4. Charges and Payment
4.1 In most cases, patients do not pay us directly for our Services. Should any be charges be owed by you to us for the Services, these shall be agreed separately in writing in advance. Circumstances in which we may require payment from you include, but are not limited to the following situations:
4.1.1 Your Healthcare Provider does not cover the entire payment for the Services;
4.1.2 You are required to provide a deposit in connection with the supply of equipment (which is otherwise not covered by your Healthcare Provider); or
4.1.3 You are otherwise directed to pay us directly by your Healthcare Provider.
5.1 We will use reasonable endeavours to perform the Services in all material respects. We reserve the right to make changes to the Services if deemed necessary by us for technical, safety, or legal reasons.
5.2 To the extent that any changes under Clause 5.1 materially affect the Services, we will notify you promptly and you shall have the right to cancel the contract by providing notice to us.
5.3 You agree to co-operate with us in all matters relating to the Services, including providing us and our authorised employees and representatives with such information and materials as we may require to perform the Services. Failure to do so entitles us to suspend or cancel the Services.

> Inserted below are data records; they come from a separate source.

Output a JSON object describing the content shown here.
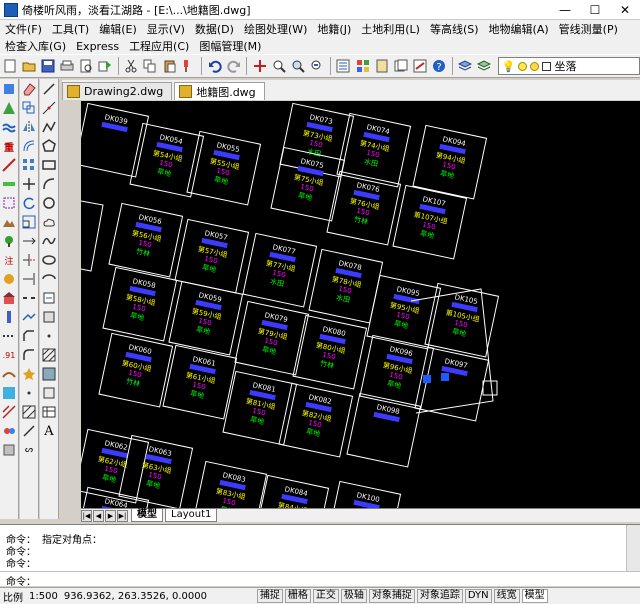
{
  "window": {
    "title": "倚楼听风雨，淡看江湖路 - [E:\\...\\地籍图.dwg]",
    "minimize": "—",
    "maximize": "☐",
    "close": "✕"
  },
  "menu_row1": [
    "文件(F)",
    "工具(T)",
    "编辑(E)",
    "显示(V)",
    "数据(D)",
    "绘图处理(W)",
    "地籍(J)",
    "土地利用(L)",
    "等高线(S)",
    "地物编辑(A)",
    "管线测量(P)"
  ],
  "menu_row2": [
    "检查入库(G)",
    "Express",
    "工程应用(C)",
    "图幅管理(M)"
  ],
  "toolbar": {
    "layer_name": "坐落",
    "icons": [
      "new-file-icon",
      "open-file-icon",
      "save-icon",
      "print-icon",
      "print-preview-icon",
      "publish-icon",
      "cut-icon",
      "copy-icon",
      "paste-icon",
      "match-properties-icon",
      "undo-icon",
      "redo-icon",
      "pan-icon",
      "zoom-realtime-icon",
      "zoom-window-icon",
      "zoom-previous-icon",
      "properties-icon",
      "design-center-icon",
      "tool-palette-icon",
      "sheet-set-icon",
      "markup-icon",
      "help-icon",
      "layer-manager-icon",
      "layer-previous-icon"
    ]
  },
  "doc_tabs": [
    {
      "label": "Drawing2.dwg",
      "active": false
    },
    {
      "label": "地籍图.dwg",
      "active": true
    }
  ],
  "parcels": [
    {
      "id": "DK039",
      "group": "",
      "area": "",
      "use": ""
    },
    {
      "id": "DK054",
      "group": "第54小组",
      "area": "150",
      "use": "旱地"
    },
    {
      "id": "DK055",
      "group": "第55小组",
      "area": "150",
      "use": "旱地"
    },
    {
      "id": "DK073",
      "group": "第73小组",
      "area": "150",
      "use": "水田"
    },
    {
      "id": "DK074",
      "group": "第74小组",
      "area": "150",
      "use": "水田"
    },
    {
      "id": "DK094",
      "group": "第94小组",
      "area": "150",
      "use": "旱地"
    },
    {
      "id": "DK075",
      "group": "第75小组",
      "area": "150",
      "use": "旱地"
    },
    {
      "id": "DK076",
      "group": "第76小组",
      "area": "150",
      "use": "竹林"
    },
    {
      "id": "DK107",
      "group": "第107小组",
      "area": "150",
      "use": "旱地"
    },
    {
      "id": "DK056",
      "group": "第56小组",
      "area": "150",
      "use": "竹林"
    },
    {
      "id": "DK057",
      "group": "第57小组",
      "area": "150",
      "use": "旱地"
    },
    {
      "id": "DK077",
      "group": "第77小组",
      "area": "150",
      "use": "水田"
    },
    {
      "id": "DK078",
      "group": "第78小组",
      "area": "150",
      "use": "水田"
    },
    {
      "id": "DK058",
      "group": "第58小组",
      "area": "150",
      "use": "旱地"
    },
    {
      "id": "DK059",
      "group": "第59小组",
      "area": "150",
      "use": "旱地"
    },
    {
      "id": "DK095",
      "group": "第95小组",
      "area": "150",
      "use": "旱地"
    },
    {
      "id": "DK105",
      "group": "第105小组",
      "area": "150",
      "use": "旱地"
    },
    {
      "id": "DK079",
      "group": "第79小组",
      "area": "150",
      "use": "旱地"
    },
    {
      "id": "DK080",
      "group": "第80小组",
      "area": "150",
      "use": "竹林"
    },
    {
      "id": "DK060",
      "group": "第60小组",
      "area": "150",
      "use": "竹林"
    },
    {
      "id": "DK061",
      "group": "第61小组",
      "area": "150",
      "use": "旱地"
    },
    {
      "id": "DK096",
      "group": "第96小组",
      "area": "150",
      "use": "旱地"
    },
    {
      "id": "DK097",
      "group": "",
      "area": "",
      "use": ""
    },
    {
      "id": "DK081",
      "group": "第81小组",
      "area": "150",
      "use": "旱地"
    },
    {
      "id": "DK082",
      "group": "第82小组",
      "area": "150",
      "use": "旱地"
    },
    {
      "id": "DK098",
      "group": "",
      "area": "",
      "use": ""
    },
    {
      "id": "DK062",
      "group": "第62小组",
      "area": "150",
      "use": "旱地"
    },
    {
      "id": "DK063",
      "group": "第63小组",
      "area": "150",
      "use": "旱地"
    },
    {
      "id": "DK083",
      "group": "第83小组",
      "area": "150",
      "use": "旱地"
    },
    {
      "id": "DK084",
      "group": "第84小组",
      "area": "",
      "use": ""
    },
    {
      "id": "DK100",
      "group": "",
      "area": "",
      "use": ""
    },
    {
      "id": "DK064",
      "group": "",
      "area": "",
      "use": ""
    }
  ],
  "layout_tabs": {
    "model": "模型",
    "layout1": "Layout1"
  },
  "command": {
    "lines": [
      "命令： 指定对角点：",
      "命令：",
      "命令："
    ],
    "prompt": "命令："
  },
  "status": {
    "scale_label": "比例",
    "scale_value": "1:500",
    "coords": "936.9362, 263.3526, 0.0000",
    "toggles": [
      "捕捉",
      "栅格",
      "正交",
      "极轴",
      "对象捕捉",
      "对象追踪",
      "DYN",
      "线宽",
      "模型"
    ]
  },
  "colors": {
    "canvas_bg": "#000000",
    "parcel_border": "#ffffff",
    "parcel_id": "#ffffff",
    "owner_text": "#3b3bff",
    "group_text": "#ffff00",
    "area_text": "#ff00ff",
    "use_text": "#00ff00",
    "grip": "#1e5bff"
  }
}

6. Limitation of Liability
6.1 Nothing in this Agreement shall limit or exclude our liability for:
6.1.1 death or personal injury caused by our negligence;
6.1.2 fraud or fraudulent misrepresentation; or
6.1.3 for any matter for which it would be illegal for us to exclude or to attempt to exclude our liability.

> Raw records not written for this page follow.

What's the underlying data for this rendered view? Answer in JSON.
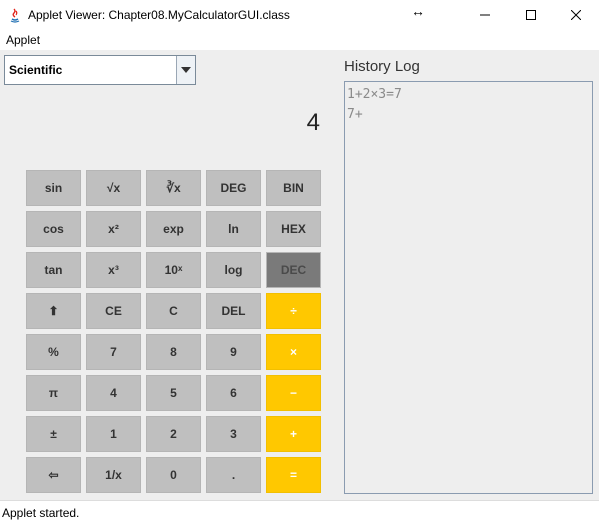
{
  "window": {
    "title": "Applet Viewer: Chapter08.MyCalculatorGUI.class",
    "resize_glyph": "↔",
    "controls": [
      "minimize-icon",
      "maximize-icon",
      "close-icon"
    ]
  },
  "menu": {
    "items": [
      {
        "label": "Applet"
      }
    ]
  },
  "mode_select": {
    "value": "Scientific",
    "arrow_icon": "chevron-down-icon"
  },
  "display": {
    "value": "4"
  },
  "keypad": {
    "rows": [
      [
        {
          "label": "sin"
        },
        {
          "label": "√x"
        },
        {
          "label": "∛x"
        },
        {
          "label": "DEG"
        },
        {
          "label": "BIN"
        }
      ],
      [
        {
          "label": "cos"
        },
        {
          "label": "x²"
        },
        {
          "label": "exp"
        },
        {
          "label": "ln"
        },
        {
          "label": "HEX"
        }
      ],
      [
        {
          "label": "tan"
        },
        {
          "label": "x³"
        },
        {
          "label": "10ˣ"
        },
        {
          "label": "log"
        },
        {
          "label": "DEC",
          "state": "active"
        }
      ],
      [
        {
          "label": "⬆"
        },
        {
          "label": "CE"
        },
        {
          "label": "C"
        },
        {
          "label": "DEL"
        },
        {
          "label": "÷",
          "style": "operator"
        }
      ],
      [
        {
          "label": "%"
        },
        {
          "label": "7"
        },
        {
          "label": "8"
        },
        {
          "label": "9"
        },
        {
          "label": "×",
          "style": "operator"
        }
      ],
      [
        {
          "label": "π"
        },
        {
          "label": "4"
        },
        {
          "label": "5"
        },
        {
          "label": "6"
        },
        {
          "label": "−",
          "style": "operator"
        }
      ],
      [
        {
          "label": "±"
        },
        {
          "label": "1"
        },
        {
          "label": "2"
        },
        {
          "label": "3"
        },
        {
          "label": "+",
          "style": "operator"
        }
      ],
      [
        {
          "label": "⇦"
        },
        {
          "label": "1/x"
        },
        {
          "label": "0"
        },
        {
          "label": "."
        },
        {
          "label": "=",
          "style": "operator"
        }
      ]
    ],
    "colors": {
      "key": "#bfbfbf",
      "active": "#7a7a7a",
      "operator": "#ffc800",
      "operator_text": "#ffffff"
    }
  },
  "history": {
    "title": "History Log",
    "lines": [
      "1+2×3=7",
      "7+"
    ]
  },
  "status": {
    "text": "Applet started."
  }
}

6.2 The Services are not to be used for commercial or business purposes, and are for personal use only. We shall therefore not be liable for any economic loss, loss of profits, loss of business, loss of revenue, loss of contract, loss or depletion of goodwill and/or business opportunity, loss of anticipated earnings or savings or like loss; wasted management, operational or other time (in each case whether direct or indirect). We shall not be liable for any unforeseeable, special, indirect or consequential losses.

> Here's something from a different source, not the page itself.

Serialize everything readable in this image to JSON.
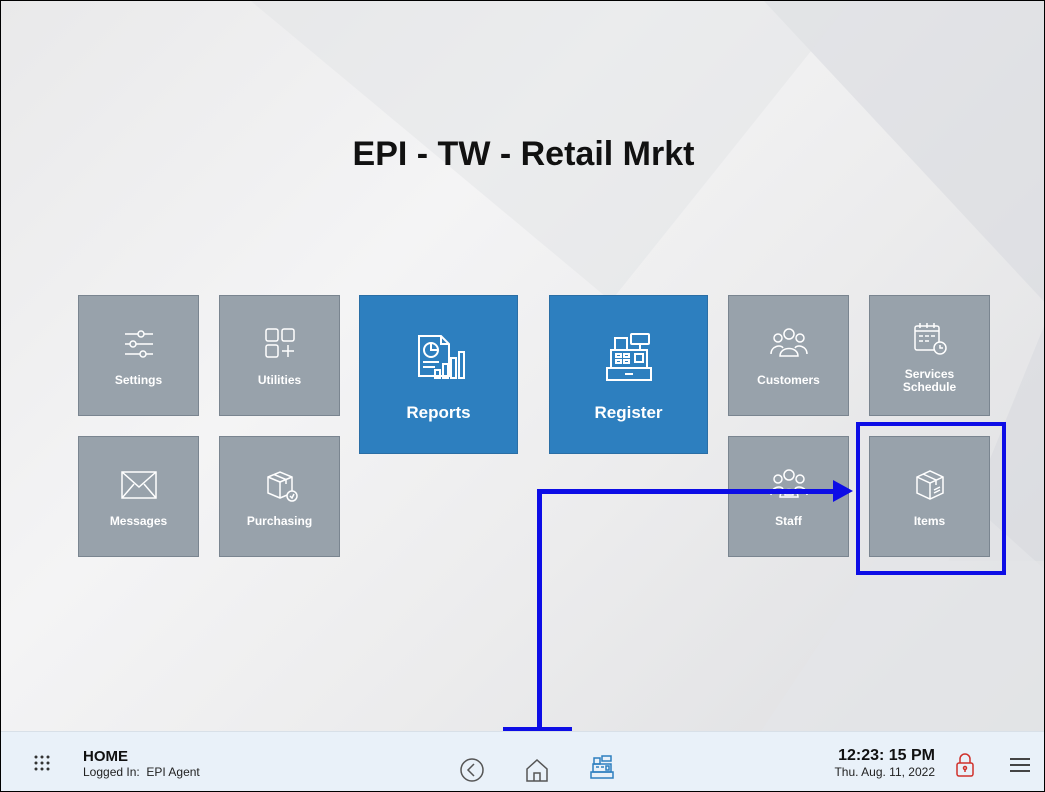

6.3 Subject to clause 6.1 and 6.2, our total liability to you under or in connection with the Agreement or the Services more generally (whether in contract, tort, breach of statutory duty, restitution or otherwise) in respect of all and any loss or damage howsoever caused shall in no circumstances exceed any charges actually paid directly by you under Clause 4.
6.4 Except as set out in this Agreement, all warranties, other terms implied by statute or common law are, to the fullest extent permitted by law, excluded.
7. Confidentiality and Privacy
7.2 You agree that we may share information which you provide to us which may be confidential to you, with such of our employees, affiliates, subcontractors and advisors as are required by law or necessary for performing the Services.
8.1 Neither party shall be liable to the other for any failure to perform its obligations under this Agreement where such performance is delayed or prohibited by events that are beyond its reasonable control.
8.2 You may not assign nor subcontract your obligations under this Agreement without our prior written consent. We may assign, novate, and/or subcontract any or all of our obligations under this Agreement.
8.3 Any notice given under this Agreement must be in writing and may be delivered to the other party personally or sent by prepaid first-class post or e-mail.
8.4 This Agreement constitutes the entire agreement between the parties. If part of these Terms is invalid, illegal or unenforceable, that provision or part-provision shall be deemed deleted, and the validity and enforceability of the other provisions of the contract shall not be affected.
8.5 We have the right to revise and amend this Agreement from time to time.
8.6 Nothing in this Agreement creates a partnership, joint venture, or any kind of formal relationship between the parties.
8.7 A person who is not a party to this contract shall not have any rights under or in connection with it.
8.8 This Agreement is governed by English law and subject to the exclusive jurisdiction of the courts of England & Wales.